If the newspaper report is accurate, SECI would appear to have the choice of amending the tender yet again or allocating just half the cell and/or module manufacturing capacity desired and failing to secure any new ingot and wafer making operations.
The troubled procurement exercise was launched in May 2018 to secure 5 GW of solar manufacturing facilities by offering 10 GW of project capacity on a two-for-one basis. But SECI’s “world’s largest solar tender” was met with little enthusiasm and was subsequently scaled back to 3 GW of manufacturing for 10 GW of project capacity.
The deadline was extended and eventually attracted only one bidder, Azure Power, which eventually offered 600 MW of manufacturing commitments in return for 2 GW of generation capacity. SECI initially showed a willingness to bend the rules, but the government rejected Azure Power’s suggested solar electricity tariff. By that stage, the original PPA tariff cap had been raised to INR 2.85 ($0.04)/kWh.
The exercise was scaled back again in January to 1.5 GW of manufacturing facilities linked to 3 GW of project capacity. By June, following another four extensions to the bidding deadline, the figure had risen to 2 GW of production lines and 6 GW of solar capacity. A further 1 GW of project capacity was added last month, along with the stipulation that the manufacturing element must be divided equally into blocks of ingot, wafer, cell and module fabs.
It is that latter iteration, which included a raised tariff cap of INR 2.93/kWh, that now appears to have stirred some interest among developers.

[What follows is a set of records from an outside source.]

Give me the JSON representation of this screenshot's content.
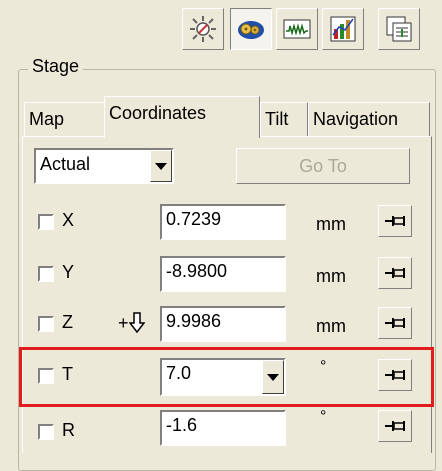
{
  "toolbar": {
    "buttons": [
      {
        "icon": "sun-settings-icon",
        "pressed": false
      },
      {
        "icon": "gears-icon",
        "pressed": true
      },
      {
        "icon": "waveform-icon",
        "pressed": false
      },
      {
        "icon": "bar-chart-icon",
        "pressed": false
      },
      {
        "icon": "window-list-icon",
        "pressed": false
      }
    ]
  },
  "stage": {
    "title": "Stage",
    "tabs": [
      "Map",
      "Coordinates",
      "Tilt",
      "Navigation"
    ],
    "active_tab": "Coordinates"
  },
  "mode_select": {
    "value": "Actual"
  },
  "goto_button": {
    "label": "Go To",
    "enabled": false
  },
  "rows": [
    {
      "axis": "X",
      "value": "0.7239",
      "unit": "mm"
    },
    {
      "axis": "Y",
      "value": "-8.9800",
      "unit": "mm"
    },
    {
      "axis": "Z",
      "prefix": "+",
      "value": "9.9986",
      "unit": "mm"
    },
    {
      "axis": "T",
      "value": "7.0",
      "unit": "°"
    },
    {
      "axis": "R",
      "value": "-1.6",
      "unit": "°"
    }
  ],
  "colors": {
    "highlight": "#e01c1c",
    "background": "#ece9d8"
  }
}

The establishment of a solar manufacturing value chain is crucial for India as it chases a goal of 100 GW of solar generation capacity by 2022, and of eventually supplying 40% of Indian electricity from clean energy sources. According to The Energy and Resources Institute, India imports almost 85% of the 10 GW of solar equipment it deploys annually, despite possessing almost 11 GW of domestic solar module production capacity and around 3 GW of cell output.